Green, who was 34, was recently released from jail after serving a two-year sentence for illegal drugs offences. Adair's associate John White said he believed Green had been killed because of his critical view of the UDA leadership.
Graffiti threatening Adair appeared in Belfast's North Queen's Street while rumours have suggested that the UDA has placed a £40,000 bounty on Adair's head. Six of Adair's close associates have reportedly deserted him following the Stewart killing.
But as a loyalist commentator pointed out, while mainstream UDA may have the greater numbers, it is Adair's Company that have been foremost in the killing for the last 30 years.
According to recent PSNI statistics, loyalist paramilitaries were responsible for 114 shootings and 89 serious assaults in 2002. As well as Jonathan Stewart and Roy Green, loyalists have been connected to at least nine other recent deaths:
Catholic postman Daniel McColgan, killed by the UDA in Rathcoole.
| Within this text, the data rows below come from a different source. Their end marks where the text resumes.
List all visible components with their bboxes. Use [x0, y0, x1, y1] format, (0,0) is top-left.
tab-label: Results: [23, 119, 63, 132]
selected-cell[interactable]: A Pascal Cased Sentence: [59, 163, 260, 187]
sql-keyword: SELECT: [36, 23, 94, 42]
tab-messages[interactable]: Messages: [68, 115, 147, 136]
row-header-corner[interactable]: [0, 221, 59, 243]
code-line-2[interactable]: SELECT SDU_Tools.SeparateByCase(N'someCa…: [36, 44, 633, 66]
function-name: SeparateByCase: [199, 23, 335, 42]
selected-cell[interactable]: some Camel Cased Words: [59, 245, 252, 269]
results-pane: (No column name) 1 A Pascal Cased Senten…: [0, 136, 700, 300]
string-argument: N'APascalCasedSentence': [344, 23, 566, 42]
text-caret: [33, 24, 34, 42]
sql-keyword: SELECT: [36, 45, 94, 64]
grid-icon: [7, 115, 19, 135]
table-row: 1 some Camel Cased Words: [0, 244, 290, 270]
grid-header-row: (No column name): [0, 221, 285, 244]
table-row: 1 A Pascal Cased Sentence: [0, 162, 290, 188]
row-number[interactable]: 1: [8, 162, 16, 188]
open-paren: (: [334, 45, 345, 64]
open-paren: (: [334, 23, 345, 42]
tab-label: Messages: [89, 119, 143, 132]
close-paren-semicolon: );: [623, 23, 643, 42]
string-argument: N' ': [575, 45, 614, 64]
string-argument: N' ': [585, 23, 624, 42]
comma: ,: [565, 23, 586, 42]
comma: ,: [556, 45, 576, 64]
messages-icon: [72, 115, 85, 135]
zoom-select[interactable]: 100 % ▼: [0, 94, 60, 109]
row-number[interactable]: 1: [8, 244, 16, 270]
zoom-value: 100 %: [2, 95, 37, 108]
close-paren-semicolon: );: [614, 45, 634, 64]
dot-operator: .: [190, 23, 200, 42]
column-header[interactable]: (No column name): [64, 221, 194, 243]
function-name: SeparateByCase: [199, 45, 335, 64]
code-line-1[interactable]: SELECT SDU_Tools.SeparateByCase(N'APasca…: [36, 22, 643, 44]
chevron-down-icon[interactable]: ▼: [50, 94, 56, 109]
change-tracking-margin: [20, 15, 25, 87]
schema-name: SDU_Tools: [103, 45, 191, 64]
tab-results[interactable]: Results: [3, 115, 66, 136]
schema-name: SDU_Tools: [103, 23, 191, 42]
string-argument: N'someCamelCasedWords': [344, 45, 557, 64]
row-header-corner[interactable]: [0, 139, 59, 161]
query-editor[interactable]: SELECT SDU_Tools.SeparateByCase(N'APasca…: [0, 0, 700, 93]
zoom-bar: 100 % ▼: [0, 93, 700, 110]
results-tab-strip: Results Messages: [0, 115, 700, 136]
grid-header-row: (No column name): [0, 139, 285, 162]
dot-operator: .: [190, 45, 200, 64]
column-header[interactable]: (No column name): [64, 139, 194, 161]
Gerard Lawlor, identified as a target by the UDA because he was wearing a Celtic football top. David Cupples, killed in the mistaken belief he was a Catholic. Stephen Warnock, Thomas Gray, Alex Mckinley and Mark Apsley, killed as a result of loyalist feuding. William Campbell, a UDA member who died when the pipe bomb he was carrying exploded, and Stephen McCullough, a member of the UDA found dead at the bottom of Cave Hill after he apparently offered information to the PSNI investigating the McColgan killing.
Breaking News
Just hours before the funeral of feud victim Roy Green, an associate of Johnny Adair, two masked loyalist gunmen burst into the Carrickfergus home of Robert Ewart. The 37-year-old was shot several times and rushed to hospital, where his condition has been described as critical.
The gunmen were reported as having fled on foot over waste ground into the Castlemara estate, a stronghold of the mainstream UDA.
Within hours of the Ewart shooting, a pipe bomb exploded outside Adair's Shankill Road home.